1.3. Optical system of a telescope

FIGURE 5: Image formed by a telescope mirror objective, as seen without the eyepiece (flat is omitted for simplicity). Wavefronts emitted from distant object of height h become practically flat over the aperture of a telescope, here a concave mirror M. The mirror changes the shape of the incoming flat wavefront section (W) into spherical (W') by delaying reflection of the points in phase belonging to the wavefront's inner area. Point of convergence (c) - or focal point - is at the center of curvature R of the wavefront. Thus, with the stop at mirror surface and exit pupil plane at mirror vertex, the mirror focal length equals the radius of the wavefront in the pupil.  The top point of distant object h, at an angle α from the optical axis, is imaged into (reversed) top of the image h' by off-axis wavefront Wa, originating at the object's top point. If observed directly, from the least distance of distinct vision v (approx. 25cm, or 10 inches) most of the light from the object image h' misses the eye pupil (more so for the points farther off-axis, with no light from the image's reversed top reaching the eye); also, magnification is limited to ƒ/v, ƒ being the objective's focal length. The apparent image angle β determines objective magnification as Mo=tanβ/tanα.

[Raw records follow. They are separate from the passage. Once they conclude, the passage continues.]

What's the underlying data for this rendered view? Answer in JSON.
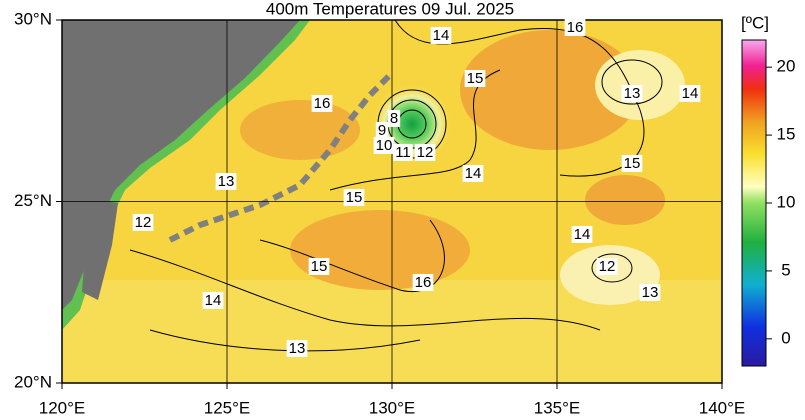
{
  "title": "400m Temperatures  09 Jul. 2025",
  "map": {
    "xlim": [
      120,
      140
    ],
    "ylim": [
      20,
      30
    ],
    "xticks": [
      {
        "value": 120,
        "label": "120°E"
      },
      {
        "value": 125,
        "label": "125°E"
      },
      {
        "value": 130,
        "label": "130°E"
      },
      {
        "value": 135,
        "label": "135°E"
      },
      {
        "value": 140,
        "label": "140°E"
      }
    ],
    "yticks": [
      {
        "value": 20,
        "label": "20°N"
      },
      {
        "value": 25,
        "label": "25°N"
      },
      {
        "value": 30,
        "label": "30°N"
      }
    ],
    "contour_labels": [
      "14",
      "16",
      "15",
      "16",
      "8",
      "9",
      "10",
      "11",
      "12",
      "13",
      "14",
      "14",
      "15",
      "13",
      "15",
      "12",
      "14",
      "15",
      "16",
      "12",
      "13",
      "14",
      "13"
    ]
  },
  "colorbar": {
    "unit": "[ºC]",
    "lim": [
      -2,
      22
    ],
    "ticks": [
      0,
      5,
      10,
      15,
      20
    ]
  }
}
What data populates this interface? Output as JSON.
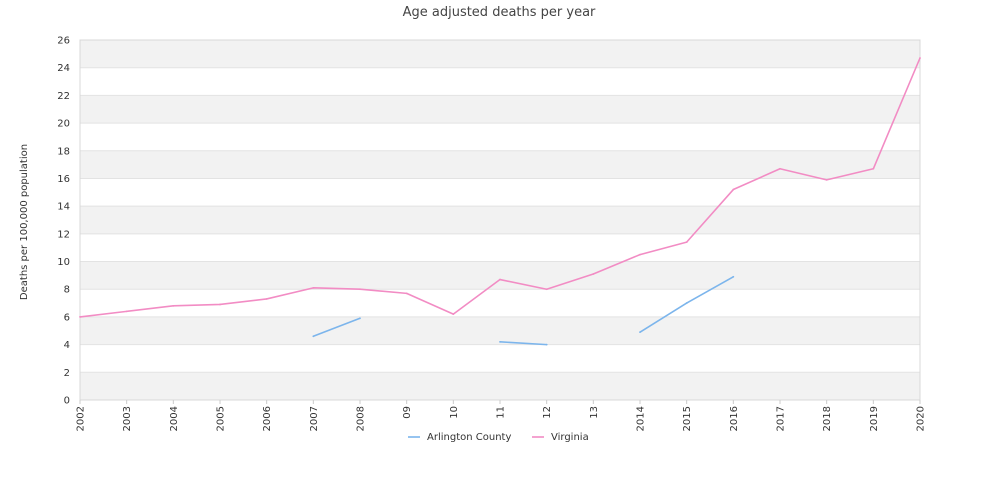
{
  "chart_data": {
    "type": "line",
    "title": "Age adjusted deaths per year",
    "xlabel": "",
    "ylabel": "Deaths per 100,000 population",
    "categories": [
      "2002",
      "2003",
      "2004",
      "2005",
      "2006",
      "2007",
      "2008",
      "09",
      "10",
      "11",
      "12",
      "13",
      "2014",
      "2015",
      "2016",
      "2017",
      "2018",
      "2019",
      "2020"
    ],
    "ylim": [
      0,
      26
    ],
    "yticks": [
      0,
      2,
      4,
      6,
      8,
      10,
      12,
      14,
      16,
      18,
      20,
      22,
      24,
      26
    ],
    "grid": true,
    "legend_position": "bottom",
    "series": [
      {
        "name": "Arlington County",
        "color": "#7cb5ec",
        "values": [
          null,
          null,
          null,
          null,
          null,
          4.6,
          5.9,
          null,
          null,
          4.2,
          4.0,
          null,
          4.9,
          7.0,
          8.9,
          null,
          null,
          null,
          null
        ]
      },
      {
        "name": "Virginia",
        "color": "#f28cc4",
        "values": [
          6.0,
          6.4,
          6.8,
          6.9,
          7.3,
          8.1,
          8.0,
          7.7,
          6.2,
          8.7,
          8.0,
          9.1,
          10.5,
          11.4,
          15.2,
          16.7,
          15.9,
          16.7,
          24.7
        ]
      }
    ]
  }
}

FIGURE 6: Image formed by a telescope lens objective, as seen through the eyepiece. Since light is slowed down in glass, the in-phase points of the incident axial wavefront W are retarded the most in the center of the lens objective L (for simplicity, both objective and eyepiece are shown as a single lens), and the least at its edges. Properly made lens objective will re-shape flat incident wavefront W into spherical (W') after exiting the lens. That is a goal for off-axis point wavefronts (Wa) as well, although some form of deviation due to tilt-created asymmetry is usually present. In terms of rays, change in direction of straight lines orthogonal to the wavefront (rays), resulting from its new shape, is called refraction. The lens objective focal length ƒO is the distance between its second principal point P2 and the focal point F. The eyepiece (EP), placed at a distance of its focal length ƒE from the object image h' formed by the objective, converts diverging spherical wavefront into flat, for which the eye has preference. It also increases the apparent incidence angle (α vs. ε), making the object imaged at the retina (E) appear larger by a factor ~ƒO/ƒE. Use of an eyepiece allows for far more light from the object's image (all of it, if properly designed) to reach the eye, much higher magnifications, and much wider fields compared to observing image formed by the objective with eye alone.

FIGURE 7: Geometry of image formation by lens (A) and mirror (B) objective. Incident ray parallel to the optical axis (2) is directed, after reflection or refraction, to the focal point F, located at its intersection with the optical axis. It determines the focal length ƒ. Incident ray coming from the same object point through the front focus F' or F (3) refracts or reflects parallel to the optical axis; its intersection with ray (2) determines the image point location. Alternatively, it is also determined by the point of intersection with the incident ray arriving at the center of the objective (1, termed chief ray). As object distance increases, incident rays coming through the front focus and center of the objective (3 and 1, respectively) merge closer, practically merging together for very distant objects. At that point, image magnification, given as image-to-object-distance ratio, approaches zero - with the field angle α reduced to a very small, but finite quantity - and the image practically forms at the focal point location.